正當我面對著一望無際的森林,心裡想念著有射大雕他們二人的保護時,身後忽然遭受到了攻擊。
我轉過身去,準備與之一決生死,卻又沒有看到一個人影。
以為自己是因為恐懼,而產生了被野獸襲擊的幻覺,於是我又將身子轉向了森林裡,思考著自己要不要進入其中。
“進去看看又何妨?反正自己一個人,不是被隊友賣了人頭,就是死於敵人之手。終歸是一死,滿足一下自己的好奇心,也是好的。”
我一邊自言自語地為自己壯膽子,一邊躍躍欲試地打算進入森林之中。
然而,當我剛邁出左腳,準備踏入樹林的時候,我的後腦勺就被東西打了一下。
“誰?”
我趕忙捂住自己被打的後腦勺,警惕地轉身,檢視著四周。
可是,周圍仍然什麼都沒有。
“我看見你了喲,快出來吧!”我嘚嘚瑟瑟地,用雙眼掃視著四周,似乎真的看到了誰似的。
不過是虛張聲勢罷了,我根本就什麼都沒有看見。
見沒有人應聲,我又衝著一片虛無重複了一遍,“我看見你了,快出來。”
回應我的仍然是寂靜的空氣,以及身後樹林之中發出來的野獸嚎叫。
莫不是我猜錯了?
剛才襲擊了我的不是人,而是野獸?
這樣一猜想,我更加害怕了,嗚嗷喊叫地抱頭驅動著座駕往回跑。
還沒跑出去幾步,就聽到一人多高的灌木叢裡,發出得意的笑聲。
“我就說她回往回跑,你還不相信。輸了吧?金幣拿來!”
這樣肆無忌憚,而又夾雜著惱人的囂張聲音,不用看我都TM的知道,他是誰。
“射大雕你個日炸天的混蛋,竟然拿我跟元子昂打賭?你是不是覺得,自己的皮厚了,防高了,想要上天了?”

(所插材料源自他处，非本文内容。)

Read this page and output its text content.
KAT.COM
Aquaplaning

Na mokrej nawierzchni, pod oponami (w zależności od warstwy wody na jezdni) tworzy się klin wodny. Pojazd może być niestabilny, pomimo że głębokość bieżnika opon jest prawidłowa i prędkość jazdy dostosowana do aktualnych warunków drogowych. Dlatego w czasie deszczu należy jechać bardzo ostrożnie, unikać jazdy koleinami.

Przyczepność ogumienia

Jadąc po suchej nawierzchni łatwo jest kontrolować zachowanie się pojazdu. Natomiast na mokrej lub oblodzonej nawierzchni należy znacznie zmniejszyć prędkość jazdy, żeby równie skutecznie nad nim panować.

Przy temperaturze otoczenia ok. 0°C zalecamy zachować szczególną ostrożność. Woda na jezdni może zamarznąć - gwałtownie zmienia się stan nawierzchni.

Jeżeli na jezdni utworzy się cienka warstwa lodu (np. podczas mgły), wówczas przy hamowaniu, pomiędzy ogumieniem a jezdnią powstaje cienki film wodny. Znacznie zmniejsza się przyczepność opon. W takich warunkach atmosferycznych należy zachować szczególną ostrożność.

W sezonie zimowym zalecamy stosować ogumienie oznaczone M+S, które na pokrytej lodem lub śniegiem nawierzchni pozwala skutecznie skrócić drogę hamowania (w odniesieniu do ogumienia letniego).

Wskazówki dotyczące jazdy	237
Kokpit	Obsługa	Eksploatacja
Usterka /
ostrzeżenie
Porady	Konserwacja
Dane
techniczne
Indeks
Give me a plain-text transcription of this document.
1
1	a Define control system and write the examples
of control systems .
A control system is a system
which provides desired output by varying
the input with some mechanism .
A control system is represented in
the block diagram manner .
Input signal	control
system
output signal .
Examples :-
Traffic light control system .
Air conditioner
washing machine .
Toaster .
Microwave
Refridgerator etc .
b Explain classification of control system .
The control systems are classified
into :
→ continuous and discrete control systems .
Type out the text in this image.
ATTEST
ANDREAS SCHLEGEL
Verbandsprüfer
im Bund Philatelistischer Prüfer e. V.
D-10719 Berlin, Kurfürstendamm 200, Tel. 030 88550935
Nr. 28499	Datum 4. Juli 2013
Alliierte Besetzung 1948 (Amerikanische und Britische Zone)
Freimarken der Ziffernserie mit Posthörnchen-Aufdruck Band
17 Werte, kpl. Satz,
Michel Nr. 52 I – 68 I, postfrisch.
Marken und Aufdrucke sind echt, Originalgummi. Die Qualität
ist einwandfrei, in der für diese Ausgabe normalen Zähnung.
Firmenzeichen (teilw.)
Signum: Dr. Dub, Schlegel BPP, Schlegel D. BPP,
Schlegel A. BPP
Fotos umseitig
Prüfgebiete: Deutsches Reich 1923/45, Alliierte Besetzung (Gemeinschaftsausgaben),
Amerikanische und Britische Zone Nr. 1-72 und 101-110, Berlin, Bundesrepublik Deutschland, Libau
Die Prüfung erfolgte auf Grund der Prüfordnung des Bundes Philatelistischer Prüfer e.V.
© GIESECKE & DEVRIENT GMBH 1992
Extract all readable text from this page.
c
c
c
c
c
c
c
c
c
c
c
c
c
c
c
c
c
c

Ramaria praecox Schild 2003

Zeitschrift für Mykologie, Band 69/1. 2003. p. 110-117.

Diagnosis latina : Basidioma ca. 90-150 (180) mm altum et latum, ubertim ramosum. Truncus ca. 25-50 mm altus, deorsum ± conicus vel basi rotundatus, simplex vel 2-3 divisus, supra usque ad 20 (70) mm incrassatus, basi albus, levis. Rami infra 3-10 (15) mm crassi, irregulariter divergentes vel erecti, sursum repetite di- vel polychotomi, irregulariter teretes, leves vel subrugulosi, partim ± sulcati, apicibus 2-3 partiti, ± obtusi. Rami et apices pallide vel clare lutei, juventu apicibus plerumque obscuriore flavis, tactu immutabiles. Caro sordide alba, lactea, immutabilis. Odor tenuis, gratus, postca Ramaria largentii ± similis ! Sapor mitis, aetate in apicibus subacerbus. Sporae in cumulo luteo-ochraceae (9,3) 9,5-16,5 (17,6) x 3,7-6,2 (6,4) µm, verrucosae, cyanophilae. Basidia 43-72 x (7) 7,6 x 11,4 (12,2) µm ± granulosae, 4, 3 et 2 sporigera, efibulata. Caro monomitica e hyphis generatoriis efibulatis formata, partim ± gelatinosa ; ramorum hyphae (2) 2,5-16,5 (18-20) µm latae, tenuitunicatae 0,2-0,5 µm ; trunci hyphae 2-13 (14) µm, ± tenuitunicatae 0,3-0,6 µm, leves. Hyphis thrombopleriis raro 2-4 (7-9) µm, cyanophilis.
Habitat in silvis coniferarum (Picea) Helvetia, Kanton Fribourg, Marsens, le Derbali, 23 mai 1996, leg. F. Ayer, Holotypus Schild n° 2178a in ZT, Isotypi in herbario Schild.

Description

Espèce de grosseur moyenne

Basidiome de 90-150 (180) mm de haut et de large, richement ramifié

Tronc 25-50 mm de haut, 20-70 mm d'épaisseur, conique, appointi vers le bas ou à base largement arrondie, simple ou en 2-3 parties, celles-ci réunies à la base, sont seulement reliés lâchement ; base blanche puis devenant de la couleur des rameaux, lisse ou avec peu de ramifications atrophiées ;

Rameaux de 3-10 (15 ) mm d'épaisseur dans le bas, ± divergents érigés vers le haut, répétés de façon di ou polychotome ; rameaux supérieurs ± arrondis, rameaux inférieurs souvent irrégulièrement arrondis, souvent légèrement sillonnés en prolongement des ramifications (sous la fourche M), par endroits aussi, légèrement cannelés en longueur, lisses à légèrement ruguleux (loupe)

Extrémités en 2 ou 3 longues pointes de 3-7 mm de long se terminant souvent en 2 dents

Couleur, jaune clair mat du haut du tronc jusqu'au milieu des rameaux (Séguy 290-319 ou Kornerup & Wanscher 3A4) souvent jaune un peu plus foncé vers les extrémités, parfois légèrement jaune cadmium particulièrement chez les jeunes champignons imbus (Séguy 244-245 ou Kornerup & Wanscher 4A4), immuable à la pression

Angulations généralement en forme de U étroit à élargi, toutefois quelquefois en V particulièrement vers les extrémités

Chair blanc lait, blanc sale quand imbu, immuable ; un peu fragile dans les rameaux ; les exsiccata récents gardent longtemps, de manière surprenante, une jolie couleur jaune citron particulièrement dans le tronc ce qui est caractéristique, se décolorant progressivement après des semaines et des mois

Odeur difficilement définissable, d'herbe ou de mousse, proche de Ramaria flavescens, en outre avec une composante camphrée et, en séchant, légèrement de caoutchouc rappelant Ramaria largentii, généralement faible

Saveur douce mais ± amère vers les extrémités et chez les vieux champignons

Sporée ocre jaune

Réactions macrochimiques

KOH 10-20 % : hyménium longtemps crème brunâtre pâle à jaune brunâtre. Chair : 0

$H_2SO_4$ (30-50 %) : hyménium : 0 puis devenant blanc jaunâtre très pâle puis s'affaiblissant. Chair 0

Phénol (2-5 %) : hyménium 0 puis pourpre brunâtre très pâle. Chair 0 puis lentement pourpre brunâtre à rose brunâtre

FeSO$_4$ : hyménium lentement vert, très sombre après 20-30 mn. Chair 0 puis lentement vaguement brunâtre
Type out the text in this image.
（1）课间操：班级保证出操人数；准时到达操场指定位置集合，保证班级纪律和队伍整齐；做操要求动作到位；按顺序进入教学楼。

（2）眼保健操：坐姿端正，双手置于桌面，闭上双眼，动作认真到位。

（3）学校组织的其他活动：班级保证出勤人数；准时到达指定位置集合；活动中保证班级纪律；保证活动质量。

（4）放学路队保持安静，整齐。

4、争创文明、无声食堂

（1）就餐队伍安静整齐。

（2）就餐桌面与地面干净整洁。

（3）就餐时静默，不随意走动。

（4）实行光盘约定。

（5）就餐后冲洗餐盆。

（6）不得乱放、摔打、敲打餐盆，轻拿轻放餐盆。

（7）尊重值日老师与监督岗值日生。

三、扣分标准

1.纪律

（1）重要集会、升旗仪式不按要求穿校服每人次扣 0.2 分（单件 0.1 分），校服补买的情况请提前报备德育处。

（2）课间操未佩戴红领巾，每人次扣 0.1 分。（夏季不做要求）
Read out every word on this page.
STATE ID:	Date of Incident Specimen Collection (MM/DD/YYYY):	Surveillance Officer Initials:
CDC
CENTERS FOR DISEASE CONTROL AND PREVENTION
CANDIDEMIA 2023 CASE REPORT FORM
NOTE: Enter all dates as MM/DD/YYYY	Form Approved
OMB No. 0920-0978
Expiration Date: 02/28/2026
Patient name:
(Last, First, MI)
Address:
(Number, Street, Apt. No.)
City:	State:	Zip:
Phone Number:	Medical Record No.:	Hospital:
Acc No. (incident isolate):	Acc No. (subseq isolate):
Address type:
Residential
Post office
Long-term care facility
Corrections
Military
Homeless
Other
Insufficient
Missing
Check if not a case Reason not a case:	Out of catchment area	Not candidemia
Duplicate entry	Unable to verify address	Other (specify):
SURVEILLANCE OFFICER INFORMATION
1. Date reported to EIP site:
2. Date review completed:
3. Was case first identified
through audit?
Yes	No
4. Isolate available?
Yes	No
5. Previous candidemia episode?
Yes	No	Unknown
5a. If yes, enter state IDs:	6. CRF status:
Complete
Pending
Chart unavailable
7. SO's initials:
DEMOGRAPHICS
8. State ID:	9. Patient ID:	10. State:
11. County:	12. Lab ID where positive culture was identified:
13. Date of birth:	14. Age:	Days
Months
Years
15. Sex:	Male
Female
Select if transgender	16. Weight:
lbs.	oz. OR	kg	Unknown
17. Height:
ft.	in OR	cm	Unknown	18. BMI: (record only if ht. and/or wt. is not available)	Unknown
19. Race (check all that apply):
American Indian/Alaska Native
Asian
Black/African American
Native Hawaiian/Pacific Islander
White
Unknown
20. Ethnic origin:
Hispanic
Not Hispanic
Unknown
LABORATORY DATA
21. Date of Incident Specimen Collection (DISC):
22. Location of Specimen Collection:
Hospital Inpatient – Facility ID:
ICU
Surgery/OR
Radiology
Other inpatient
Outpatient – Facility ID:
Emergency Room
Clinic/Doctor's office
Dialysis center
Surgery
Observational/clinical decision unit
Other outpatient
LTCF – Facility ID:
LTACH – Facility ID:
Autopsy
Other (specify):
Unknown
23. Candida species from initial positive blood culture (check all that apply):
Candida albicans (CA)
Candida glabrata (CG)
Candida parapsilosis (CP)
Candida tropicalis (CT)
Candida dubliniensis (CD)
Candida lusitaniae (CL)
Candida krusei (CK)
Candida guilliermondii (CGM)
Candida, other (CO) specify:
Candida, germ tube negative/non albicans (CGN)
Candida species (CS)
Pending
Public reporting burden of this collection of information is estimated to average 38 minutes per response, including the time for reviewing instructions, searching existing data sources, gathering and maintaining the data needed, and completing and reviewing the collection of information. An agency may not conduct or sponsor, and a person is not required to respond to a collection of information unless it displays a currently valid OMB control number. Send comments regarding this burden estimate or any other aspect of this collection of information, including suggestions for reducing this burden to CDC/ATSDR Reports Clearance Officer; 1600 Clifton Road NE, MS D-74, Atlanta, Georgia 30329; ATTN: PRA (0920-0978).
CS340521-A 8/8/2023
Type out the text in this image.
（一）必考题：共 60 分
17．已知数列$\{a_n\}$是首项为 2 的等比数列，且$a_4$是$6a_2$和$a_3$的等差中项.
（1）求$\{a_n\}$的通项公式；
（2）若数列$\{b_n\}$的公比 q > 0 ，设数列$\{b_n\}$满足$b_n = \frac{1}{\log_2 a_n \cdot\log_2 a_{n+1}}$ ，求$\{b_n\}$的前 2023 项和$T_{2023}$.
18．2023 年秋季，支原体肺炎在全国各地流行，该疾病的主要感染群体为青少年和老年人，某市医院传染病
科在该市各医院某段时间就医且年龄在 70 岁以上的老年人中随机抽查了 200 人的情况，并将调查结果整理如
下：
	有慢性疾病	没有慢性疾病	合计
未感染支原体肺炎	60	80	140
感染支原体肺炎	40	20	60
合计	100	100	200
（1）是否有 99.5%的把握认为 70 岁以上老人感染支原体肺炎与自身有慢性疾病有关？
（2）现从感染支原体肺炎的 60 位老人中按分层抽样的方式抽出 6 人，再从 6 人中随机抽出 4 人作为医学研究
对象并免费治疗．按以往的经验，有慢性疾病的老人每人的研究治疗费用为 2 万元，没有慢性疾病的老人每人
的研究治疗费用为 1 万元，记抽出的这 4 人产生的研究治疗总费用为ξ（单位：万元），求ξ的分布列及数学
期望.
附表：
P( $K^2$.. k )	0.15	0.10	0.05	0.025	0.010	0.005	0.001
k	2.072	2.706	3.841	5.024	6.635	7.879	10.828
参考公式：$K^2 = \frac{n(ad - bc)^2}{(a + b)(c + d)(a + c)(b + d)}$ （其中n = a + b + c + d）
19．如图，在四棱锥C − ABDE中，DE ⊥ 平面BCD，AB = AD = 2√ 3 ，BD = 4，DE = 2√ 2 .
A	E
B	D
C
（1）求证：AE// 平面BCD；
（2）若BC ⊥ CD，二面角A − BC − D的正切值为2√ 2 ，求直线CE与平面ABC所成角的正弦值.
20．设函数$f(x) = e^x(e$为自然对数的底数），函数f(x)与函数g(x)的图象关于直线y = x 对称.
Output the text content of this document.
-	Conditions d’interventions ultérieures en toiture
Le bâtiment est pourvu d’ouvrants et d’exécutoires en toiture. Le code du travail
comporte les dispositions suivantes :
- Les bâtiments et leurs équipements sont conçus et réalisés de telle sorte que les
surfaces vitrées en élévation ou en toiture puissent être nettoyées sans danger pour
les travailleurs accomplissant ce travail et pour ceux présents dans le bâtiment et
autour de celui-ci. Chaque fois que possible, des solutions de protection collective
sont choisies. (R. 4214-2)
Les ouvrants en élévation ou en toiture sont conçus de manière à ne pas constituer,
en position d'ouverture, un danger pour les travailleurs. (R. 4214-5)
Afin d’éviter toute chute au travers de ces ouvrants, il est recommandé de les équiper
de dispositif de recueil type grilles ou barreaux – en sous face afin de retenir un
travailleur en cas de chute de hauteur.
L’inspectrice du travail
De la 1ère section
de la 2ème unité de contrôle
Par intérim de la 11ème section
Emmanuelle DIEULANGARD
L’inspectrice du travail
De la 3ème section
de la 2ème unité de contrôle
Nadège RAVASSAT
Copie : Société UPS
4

聽到我怒氣沖天的咆哮聲,射大雕沒敢第一時間出來,向我獻上他那張欠扁的笑臉。
而是將元子昂推了出來,擋在了他自己前面。
不但慫包似的躲在元子昂身後,還抵賴著說,是元子昂慫恿他的。
雖然元子昂在殺掉慶雨落的時候,是心狠手辣了一些,但是人家元子昂,從來都是有一說一的。
不像他射大雕,每次回答問題,都是虛頭巴腦不說,還喜歡說半句留半句,讓人想破腦袋去苦猜。
“這回真不是我要打賭的,是元子昂不信你會回頭找我們,所以我才會跟他打那個賭的。”
射大雕躲在元子昂的身後,探出半個腦袋,只露出一雙眼睛,對我解釋著。
“你說的話,沒什麼可信度,讓元子昂說。”
我大瞪了一眼射大雕,便將目光散在元子昂的身上。
接收到我惱火詢問的目光,元子昂並沒有當即做出回答,反而轉身看向了射大雕。
“是我問的你,你轉頭看他幹什麼?”見此情景,我更加生氣了。
這兩人明顯,一個唱紅臉,一個唱白臉啊。
難不成他們發現了自己的錯誤,想回頭找我來,卻又羞於言表,所以才出此下策?
如此一想,我憤怒得要溢位來的火花,瞬間熄滅。